Both mammalian and mosquito cells were used in virus isolation, which enabled the detection of other flaviviruses that may have caused seropositivity through cross-reaction. All DENV isolates grew in C6/36 mosquito cells; however, use of 2 cell lines showed variation in the growth patterns of the isolates in different cell types. We observed that some DENV-3 strains were detectable earlier in mammalian Vero E6 cells than in C6/36 cells, which suggested a different capability to infect these cells. This property could not be associated with pathogenicity in this study; thus, the biologic relevance of this phenomenon is unknown.

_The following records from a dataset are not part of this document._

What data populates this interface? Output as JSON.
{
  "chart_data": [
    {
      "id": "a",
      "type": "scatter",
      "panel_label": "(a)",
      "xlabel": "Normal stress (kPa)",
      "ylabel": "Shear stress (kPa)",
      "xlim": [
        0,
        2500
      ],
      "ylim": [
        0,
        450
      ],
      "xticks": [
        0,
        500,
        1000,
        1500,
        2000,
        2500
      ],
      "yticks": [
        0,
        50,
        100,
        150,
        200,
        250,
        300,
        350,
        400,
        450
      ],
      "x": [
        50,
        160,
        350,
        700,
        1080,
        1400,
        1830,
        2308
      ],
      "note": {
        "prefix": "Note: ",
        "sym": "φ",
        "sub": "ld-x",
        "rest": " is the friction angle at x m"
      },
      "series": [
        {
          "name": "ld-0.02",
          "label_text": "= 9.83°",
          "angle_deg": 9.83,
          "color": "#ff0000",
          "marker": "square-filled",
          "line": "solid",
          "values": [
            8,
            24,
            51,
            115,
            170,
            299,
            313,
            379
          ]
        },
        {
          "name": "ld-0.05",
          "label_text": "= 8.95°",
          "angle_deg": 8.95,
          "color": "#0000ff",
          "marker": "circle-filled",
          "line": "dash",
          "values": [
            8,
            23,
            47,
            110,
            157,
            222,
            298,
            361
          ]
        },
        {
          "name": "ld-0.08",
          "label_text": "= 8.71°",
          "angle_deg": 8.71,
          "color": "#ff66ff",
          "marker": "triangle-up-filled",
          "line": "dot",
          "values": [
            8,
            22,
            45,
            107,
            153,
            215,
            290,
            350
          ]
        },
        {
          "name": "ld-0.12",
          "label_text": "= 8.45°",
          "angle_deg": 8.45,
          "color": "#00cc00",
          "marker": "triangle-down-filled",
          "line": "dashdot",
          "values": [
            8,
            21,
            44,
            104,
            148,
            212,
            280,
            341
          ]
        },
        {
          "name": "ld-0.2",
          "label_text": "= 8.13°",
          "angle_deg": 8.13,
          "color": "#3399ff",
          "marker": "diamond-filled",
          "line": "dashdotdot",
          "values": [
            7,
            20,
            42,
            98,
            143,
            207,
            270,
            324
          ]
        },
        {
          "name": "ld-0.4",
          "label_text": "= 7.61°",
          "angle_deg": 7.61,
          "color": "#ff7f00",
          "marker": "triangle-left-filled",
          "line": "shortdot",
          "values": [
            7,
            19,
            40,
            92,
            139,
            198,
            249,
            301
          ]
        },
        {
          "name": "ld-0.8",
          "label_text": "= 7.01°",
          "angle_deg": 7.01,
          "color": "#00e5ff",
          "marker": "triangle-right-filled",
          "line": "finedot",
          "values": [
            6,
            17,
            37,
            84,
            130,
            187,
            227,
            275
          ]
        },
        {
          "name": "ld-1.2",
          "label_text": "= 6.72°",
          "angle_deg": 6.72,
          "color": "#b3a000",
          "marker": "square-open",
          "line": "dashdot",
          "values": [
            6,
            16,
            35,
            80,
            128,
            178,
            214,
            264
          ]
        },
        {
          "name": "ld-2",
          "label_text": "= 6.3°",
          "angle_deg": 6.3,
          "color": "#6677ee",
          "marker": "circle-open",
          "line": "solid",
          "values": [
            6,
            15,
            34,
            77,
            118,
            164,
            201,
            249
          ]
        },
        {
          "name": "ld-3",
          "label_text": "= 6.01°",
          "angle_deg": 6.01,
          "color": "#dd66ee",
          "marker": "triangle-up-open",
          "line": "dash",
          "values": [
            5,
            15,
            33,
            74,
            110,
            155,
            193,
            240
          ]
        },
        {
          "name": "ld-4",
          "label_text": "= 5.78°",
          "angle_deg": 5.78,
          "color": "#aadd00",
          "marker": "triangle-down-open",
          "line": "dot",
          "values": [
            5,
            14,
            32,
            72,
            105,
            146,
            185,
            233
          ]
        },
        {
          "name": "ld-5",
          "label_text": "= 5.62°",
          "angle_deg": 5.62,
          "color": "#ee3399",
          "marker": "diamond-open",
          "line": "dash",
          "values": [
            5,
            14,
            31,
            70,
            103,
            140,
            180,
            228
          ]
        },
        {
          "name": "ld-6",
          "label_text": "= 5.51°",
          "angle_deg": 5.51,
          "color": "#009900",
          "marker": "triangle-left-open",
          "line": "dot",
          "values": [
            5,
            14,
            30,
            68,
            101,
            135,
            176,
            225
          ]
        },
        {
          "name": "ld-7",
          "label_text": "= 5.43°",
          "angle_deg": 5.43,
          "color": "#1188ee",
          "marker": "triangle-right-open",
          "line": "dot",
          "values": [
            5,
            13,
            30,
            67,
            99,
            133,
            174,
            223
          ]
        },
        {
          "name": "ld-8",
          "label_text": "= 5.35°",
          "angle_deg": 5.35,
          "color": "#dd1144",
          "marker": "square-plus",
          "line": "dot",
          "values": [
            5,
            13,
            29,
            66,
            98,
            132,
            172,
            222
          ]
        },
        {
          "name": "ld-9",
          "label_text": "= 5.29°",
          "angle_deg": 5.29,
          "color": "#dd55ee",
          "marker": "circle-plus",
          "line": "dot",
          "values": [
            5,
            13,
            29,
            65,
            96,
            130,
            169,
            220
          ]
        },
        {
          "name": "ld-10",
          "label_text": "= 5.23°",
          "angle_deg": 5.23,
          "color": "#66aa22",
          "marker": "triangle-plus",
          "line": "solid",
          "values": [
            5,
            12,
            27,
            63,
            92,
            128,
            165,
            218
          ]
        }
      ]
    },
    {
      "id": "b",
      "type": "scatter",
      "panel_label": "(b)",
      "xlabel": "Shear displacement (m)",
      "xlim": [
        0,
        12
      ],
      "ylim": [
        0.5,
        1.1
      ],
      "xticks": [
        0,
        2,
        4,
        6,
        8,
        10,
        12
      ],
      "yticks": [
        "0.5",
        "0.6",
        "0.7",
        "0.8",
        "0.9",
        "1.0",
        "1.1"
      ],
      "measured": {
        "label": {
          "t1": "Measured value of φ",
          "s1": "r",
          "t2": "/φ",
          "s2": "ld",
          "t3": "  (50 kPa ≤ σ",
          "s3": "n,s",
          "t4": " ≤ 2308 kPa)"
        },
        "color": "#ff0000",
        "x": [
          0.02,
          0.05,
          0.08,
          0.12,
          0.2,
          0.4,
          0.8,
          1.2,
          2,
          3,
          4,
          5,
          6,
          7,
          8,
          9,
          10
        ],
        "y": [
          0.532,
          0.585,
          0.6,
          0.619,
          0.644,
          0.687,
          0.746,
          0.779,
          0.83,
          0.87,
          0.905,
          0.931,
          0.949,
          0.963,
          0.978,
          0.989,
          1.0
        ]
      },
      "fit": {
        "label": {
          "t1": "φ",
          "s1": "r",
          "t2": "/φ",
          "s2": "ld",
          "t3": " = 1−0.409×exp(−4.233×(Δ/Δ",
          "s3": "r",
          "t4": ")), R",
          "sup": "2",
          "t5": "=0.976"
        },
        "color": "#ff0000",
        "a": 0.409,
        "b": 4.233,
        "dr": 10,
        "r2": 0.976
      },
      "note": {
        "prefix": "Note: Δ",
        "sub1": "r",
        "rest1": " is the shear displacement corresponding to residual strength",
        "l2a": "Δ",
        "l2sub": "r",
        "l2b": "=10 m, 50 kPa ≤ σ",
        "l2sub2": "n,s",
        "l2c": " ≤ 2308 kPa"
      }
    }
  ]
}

The DENV type-specific MAb IFA showed that one of the DENV-1 isolates (isolate 3) had distinct antigenic properties when cultured in mammalian or mosquito cells. Whether this strain represents MAb-escape properties requires further studies.

The phylogenetic grouping of the isolates was consistent with the travel history of the patients in most cases. However, isolate 11 (DENV-1) from India clustered with a genotype III strain isolated a year earlier from the Seychelles, which suggested strain transfer between these countries.

Phylogenetic analysis of isolate 9 (Ghana 2005) showed that it could be grouped with other African isolates of the cosmopolitan genotype (Figure 2). To our knowledge, this is the first DENV-2 strain characterized from Ghana (the geographically nearest isolate is from Burkina Faso in 1983). This grouping demonstrates sustained circulation of DENV-2 strains in Africa for decades.

The 11 DENV isolates represent a random sample from different geographic locations. Three strains were isolated from travelers returning from Sri Lanka, first in 2000 (DENV-4), followed by isolates in 2003 (DENV-2) and 2004 (DENV-3). These strains demonstrate extensive DENV serotype cocirculation.